The Attempt at a Solution

I attempted to solve this problem by dividing 490 N by the mass of asteroid, and after finding acceleration, I used kinematics equation to solve for t. (of course, knowing that initial velocity is zero). But I doubt it is correct, because I didn't even use mass of space tug. And is it necessary to use it? This question is even-numbered question with double star (which implies very hard) in my textbook and no answer at the back. Thanks for helping me.

 

[cepheid]

This problem seems pretty weird to me. If the spaceship's engines are providing a thrust of 490 N, then the spaceship is going to accelerate as well, not just the asteroid. In fact, the spaceship's acceleration will be larger than the asteroid's, because it is less massive. Therefore, the spaceship will want to pull away from the asteroid, which can only happen if the cable stretches (and eventually snaps) and the answer is that the ship and the asteroid don't meet. If the cable is rigid (can't stretch or break), then it's more like a rod and the whole 9700 kg system accelerates as one unit. The answer is still that the spaceship and asteroid don't meet. Am I missing something?

 

[ShamTheCandle]

Thank you Cepheid for your response. But there is one thing that I don't understand:

Therefore, the spaceship will want to pull away from the asteroid...

Can you explain this?
In my opinion, the spaceship will come closer to asteroid.

 

[rl.bhat]

The spaceship exerts the force on the asteroid by pulling the line. As a reaction asteroid pulls the spaceship with equal force through the connecting line. Find the acceleration of spaceship and the asteroid. Since they are in the opposite direction, find the relative acceleration.
Using kinematic equation find t.As you have mentioned, the initial relative velocity of spaceship and asteroid is zero.

 

[cepheid]

As a reaction asteroid pulls the spaceship with equal force through the connecting line.

Right, I totally missed that part. So, does that mean the net force on the spaceship is zero?

EDIT: But the net force on the asteroid is not zero.
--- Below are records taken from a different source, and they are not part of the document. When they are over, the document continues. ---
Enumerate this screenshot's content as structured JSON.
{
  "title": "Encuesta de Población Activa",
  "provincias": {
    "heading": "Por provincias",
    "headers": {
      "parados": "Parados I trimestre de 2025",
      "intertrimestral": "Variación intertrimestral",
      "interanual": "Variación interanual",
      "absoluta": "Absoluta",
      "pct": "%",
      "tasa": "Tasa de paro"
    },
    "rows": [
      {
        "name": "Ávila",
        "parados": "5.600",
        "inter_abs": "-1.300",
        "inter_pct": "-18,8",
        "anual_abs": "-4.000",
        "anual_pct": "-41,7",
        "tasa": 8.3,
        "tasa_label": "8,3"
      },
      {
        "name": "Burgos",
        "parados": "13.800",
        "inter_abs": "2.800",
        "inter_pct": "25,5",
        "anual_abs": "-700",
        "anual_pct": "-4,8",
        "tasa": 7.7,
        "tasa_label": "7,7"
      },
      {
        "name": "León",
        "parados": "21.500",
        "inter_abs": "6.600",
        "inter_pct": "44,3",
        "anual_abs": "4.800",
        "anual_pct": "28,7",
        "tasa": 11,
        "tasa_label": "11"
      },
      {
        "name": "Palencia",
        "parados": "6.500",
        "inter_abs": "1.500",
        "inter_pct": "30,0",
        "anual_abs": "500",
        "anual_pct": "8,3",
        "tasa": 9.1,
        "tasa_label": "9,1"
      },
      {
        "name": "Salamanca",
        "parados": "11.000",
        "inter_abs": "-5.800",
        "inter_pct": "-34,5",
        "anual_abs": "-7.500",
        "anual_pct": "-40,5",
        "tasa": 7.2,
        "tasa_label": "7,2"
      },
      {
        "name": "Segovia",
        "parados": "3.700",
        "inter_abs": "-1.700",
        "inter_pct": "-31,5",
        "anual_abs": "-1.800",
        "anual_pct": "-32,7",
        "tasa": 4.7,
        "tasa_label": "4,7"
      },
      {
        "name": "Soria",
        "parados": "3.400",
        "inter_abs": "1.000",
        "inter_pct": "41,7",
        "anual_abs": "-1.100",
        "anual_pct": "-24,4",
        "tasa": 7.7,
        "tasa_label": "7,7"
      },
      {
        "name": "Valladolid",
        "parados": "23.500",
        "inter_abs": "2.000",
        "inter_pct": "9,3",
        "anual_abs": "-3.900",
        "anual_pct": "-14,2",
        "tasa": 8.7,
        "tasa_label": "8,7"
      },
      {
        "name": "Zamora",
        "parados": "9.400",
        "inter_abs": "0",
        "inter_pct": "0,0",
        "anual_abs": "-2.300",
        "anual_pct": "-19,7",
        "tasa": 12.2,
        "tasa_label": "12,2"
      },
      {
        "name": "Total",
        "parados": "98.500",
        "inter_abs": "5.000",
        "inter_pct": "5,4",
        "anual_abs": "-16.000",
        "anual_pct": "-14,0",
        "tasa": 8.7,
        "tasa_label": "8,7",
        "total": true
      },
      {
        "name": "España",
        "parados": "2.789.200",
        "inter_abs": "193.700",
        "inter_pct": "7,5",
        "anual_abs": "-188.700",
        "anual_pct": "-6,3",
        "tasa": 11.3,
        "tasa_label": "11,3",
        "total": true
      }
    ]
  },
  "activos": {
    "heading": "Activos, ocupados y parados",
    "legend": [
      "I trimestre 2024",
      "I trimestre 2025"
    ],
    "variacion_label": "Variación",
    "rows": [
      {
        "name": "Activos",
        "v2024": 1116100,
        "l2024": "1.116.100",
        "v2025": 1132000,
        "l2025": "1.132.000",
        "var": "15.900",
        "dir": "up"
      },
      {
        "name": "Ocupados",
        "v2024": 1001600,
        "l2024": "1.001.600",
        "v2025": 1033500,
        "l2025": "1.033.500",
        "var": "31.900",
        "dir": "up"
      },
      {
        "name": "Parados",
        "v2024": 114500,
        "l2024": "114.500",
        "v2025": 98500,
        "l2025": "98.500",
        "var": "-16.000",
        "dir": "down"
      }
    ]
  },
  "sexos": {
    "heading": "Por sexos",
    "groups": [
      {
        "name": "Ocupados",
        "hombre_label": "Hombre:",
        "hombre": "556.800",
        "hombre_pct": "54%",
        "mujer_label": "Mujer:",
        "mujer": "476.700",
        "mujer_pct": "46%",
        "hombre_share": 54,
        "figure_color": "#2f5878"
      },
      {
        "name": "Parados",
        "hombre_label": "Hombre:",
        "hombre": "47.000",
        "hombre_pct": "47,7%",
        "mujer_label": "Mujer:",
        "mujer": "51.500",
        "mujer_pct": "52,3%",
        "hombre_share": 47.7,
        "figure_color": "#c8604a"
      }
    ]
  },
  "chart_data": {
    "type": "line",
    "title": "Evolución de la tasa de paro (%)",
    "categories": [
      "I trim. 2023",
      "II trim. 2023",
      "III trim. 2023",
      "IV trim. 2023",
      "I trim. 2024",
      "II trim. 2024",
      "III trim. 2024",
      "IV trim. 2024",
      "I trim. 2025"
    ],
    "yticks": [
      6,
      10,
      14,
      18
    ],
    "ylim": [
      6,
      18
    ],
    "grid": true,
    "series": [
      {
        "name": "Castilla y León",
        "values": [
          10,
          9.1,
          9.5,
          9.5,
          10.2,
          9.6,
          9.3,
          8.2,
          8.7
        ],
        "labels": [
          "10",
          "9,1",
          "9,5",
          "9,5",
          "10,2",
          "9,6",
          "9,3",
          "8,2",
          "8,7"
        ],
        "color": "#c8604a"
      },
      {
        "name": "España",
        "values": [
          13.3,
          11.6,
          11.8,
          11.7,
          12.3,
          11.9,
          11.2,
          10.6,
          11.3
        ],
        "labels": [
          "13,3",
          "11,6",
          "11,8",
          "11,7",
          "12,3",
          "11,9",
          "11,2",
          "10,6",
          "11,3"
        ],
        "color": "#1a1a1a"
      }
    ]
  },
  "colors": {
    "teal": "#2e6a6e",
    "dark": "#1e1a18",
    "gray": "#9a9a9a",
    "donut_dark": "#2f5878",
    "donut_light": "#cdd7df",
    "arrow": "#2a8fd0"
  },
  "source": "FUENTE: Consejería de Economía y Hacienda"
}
It's being tugged on. If it starts to accelerate forward, the rope will lose tension, and the spaceship's engines will no longer be counteracted...I don't know why this problem is confusing me so much.

 

[rl.bhat]

Right, I totally missed that part. So, does that mean the net force on the spaceship is zero?

No.
Spaceship experiences only one force that is the reaction of asteroid. So it accelerates towards the asteroid.
Why don't you consider that the engine in the spaceship is winding the rope attached to asteroid, just like we do during fishing, and pulling the asteroid towards it?

 

[cepheid]

What about the thrust from the engines? Sorry if I'm being dense...

 

[cepheid]

No.
Why don't you consider that the engine in the spaceship is winding the rope attached to asteroid, just like we do during fishing, and pulling the asteroid towards it?

That never occurred to me. I assumed that the back of the spaceship was attached to the asteroid by a rope of fixed length and that the astronauts were firing rockets mounted to the ship (also facing towards the rear). I guess my scenario doesn't make much sense though. Yours makes more sense, although I have to say that it is not obvious to me from the wording of the problem that that is what was meant. Oh well, sorry for confusing the issue.

 

[rl.bhat]

That never occurred to me. I assumed that the back of the spaceship was attached to the asteroid by a rope of fixed length and that the astronauts were firing rockets mounted to the ship (also facing towards the rear). I guess my scenario doesn't make much sense though. Yours makes more sense, although I have to say that it is not obvious to me from the wording of the problem that that is what was meant. Oh well, sorry for confusing the issue.

It is alright.